July 2, 2013

Beside the point

Comment on Edward Fullbrook on 'Doctor X, “pure shit” and the Royal Society’s motto'


The Dr. X story is reminiscent of Joan Robinson: “Indeed, in the higher reaches of the profession, there was something of the atmosphere of the augurs touching their noses behind the altar. Amongst themselves, they admitted it was not really like that. But their pupils took it all literally. They formed an official opinion deeply influenced by the conception of equilibrium which could be relied upon to establish itself provided that no one tried to interfere.” (1972, p. 3)

Why are stories like these told and retold again? We know from history that conspiracy theories are stupid in the best case and harmful in all others. There is no excuse in the political realm to bring these kinds of arguments into circulation, much less so in scientific discourse. As Schumpeter put it:
“Remember: occasionally, it may be an interesting question to ask why a man says what he says; but whatever the answer, it does not tell us anything about whether what he says is true or false.” (Schumpeter, 1994, p. 11)

Yes, neoclassical economics is a failure. How can we be sure of it? Because neoclassicals themselves told us: “The enemies, on the other hand, have proved curiously ineffective and they have very often aimed their arrows at the wrong targets. Indeed if it is the case that today General Equilibrium Theory is in some disarray, this is largely due to the work of General Equilibrium theorists, and not to any successful assault from outside.” (Hahn, 1980, p. 127)

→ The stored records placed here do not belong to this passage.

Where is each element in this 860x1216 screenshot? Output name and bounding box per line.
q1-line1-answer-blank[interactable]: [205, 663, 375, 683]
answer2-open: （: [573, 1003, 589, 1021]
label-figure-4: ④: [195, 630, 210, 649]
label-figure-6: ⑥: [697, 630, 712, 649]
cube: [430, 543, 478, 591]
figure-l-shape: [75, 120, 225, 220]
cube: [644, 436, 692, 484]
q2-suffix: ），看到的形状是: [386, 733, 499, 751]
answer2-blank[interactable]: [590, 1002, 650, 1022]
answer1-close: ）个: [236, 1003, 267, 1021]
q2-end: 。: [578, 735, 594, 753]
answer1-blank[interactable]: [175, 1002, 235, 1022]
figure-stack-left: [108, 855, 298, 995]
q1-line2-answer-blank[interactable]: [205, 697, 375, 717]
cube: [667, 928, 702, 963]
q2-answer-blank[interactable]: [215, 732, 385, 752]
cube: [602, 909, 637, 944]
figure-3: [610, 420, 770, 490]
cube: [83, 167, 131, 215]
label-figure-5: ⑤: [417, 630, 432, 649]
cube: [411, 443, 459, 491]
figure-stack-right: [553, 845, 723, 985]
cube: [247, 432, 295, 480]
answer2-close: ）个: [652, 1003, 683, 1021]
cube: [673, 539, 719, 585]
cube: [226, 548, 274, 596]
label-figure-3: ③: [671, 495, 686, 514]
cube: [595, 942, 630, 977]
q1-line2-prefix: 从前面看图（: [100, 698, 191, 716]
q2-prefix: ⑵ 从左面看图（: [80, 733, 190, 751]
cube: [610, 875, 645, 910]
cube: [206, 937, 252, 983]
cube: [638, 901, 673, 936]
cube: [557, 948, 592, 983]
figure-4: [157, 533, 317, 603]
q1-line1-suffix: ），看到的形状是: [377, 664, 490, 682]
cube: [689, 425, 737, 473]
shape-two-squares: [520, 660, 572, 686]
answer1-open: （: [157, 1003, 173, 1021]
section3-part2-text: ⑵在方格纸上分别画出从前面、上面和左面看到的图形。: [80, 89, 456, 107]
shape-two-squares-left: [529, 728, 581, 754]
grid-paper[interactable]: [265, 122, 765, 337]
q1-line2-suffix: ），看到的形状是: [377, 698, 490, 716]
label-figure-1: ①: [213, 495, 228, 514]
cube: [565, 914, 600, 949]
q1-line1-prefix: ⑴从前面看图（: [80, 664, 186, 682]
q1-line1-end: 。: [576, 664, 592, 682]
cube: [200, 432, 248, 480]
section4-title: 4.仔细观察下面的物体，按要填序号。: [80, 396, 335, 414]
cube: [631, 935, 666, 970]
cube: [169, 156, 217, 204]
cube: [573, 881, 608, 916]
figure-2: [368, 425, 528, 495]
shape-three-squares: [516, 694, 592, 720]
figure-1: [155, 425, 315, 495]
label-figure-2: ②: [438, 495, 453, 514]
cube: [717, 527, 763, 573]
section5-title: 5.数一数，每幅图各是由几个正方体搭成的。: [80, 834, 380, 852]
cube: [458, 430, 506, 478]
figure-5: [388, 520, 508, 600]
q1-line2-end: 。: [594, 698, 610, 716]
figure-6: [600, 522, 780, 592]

Hence, neoclassicals stick to the scientific code of 'conjecture and refutation.' They have explicitly put forth hypotheses and followed their logic until the final conclusion of Sonnenschein-Mantel-Debreu.

It is well known that science is a trial-and-error process. Therefore it is quite “legitimate” to put forth and defend a “wrong” theory because we cannot know in advance whether a theory is true or false.

The problem in economics is peculiar because we know that the standard theory as codified in the textbooks is wrong, but we had until now no alternative. Heterodoxy is since Veblen occupied with debunking. There is nothing wrong with this but, obviously, from this has not emerged a convincing alternative: “... we may say that the long-lasting success of our categories and the omnipresence of a certain point of view is not a sign of excellence or an indication that the truth or part of the truth has at last been found. It is, rather, the indication of a failure of reason to find suitable alternatives which might be used to transcend an accidental intermediate stage of our knowledge.” (Feyerabend, 2004, p. 72)

The provisional predominance of neoclassics in the classroom is neither due to scientific superiority nor to a conspiracy, but to a failure of reason to find a convincing alternative.

Egmont Kakarot-Handtke

Feyerabend, P. K. (2004). Problems of Empiricism. Cambridge: Cambridge University Press.
Hahn, F. H. (1980). General Equilibrium Theory. Public Interest. Special Issue: The Crisis in Economic Theory, 123–138.
Robinson, J. (1972). The Second Crisis of Economic Theory. American Economic Review, 62(1/2): 1–10. URL
Schumpeter, J. A. (1994). History of Economic Analysis. New York: Oxford University Press.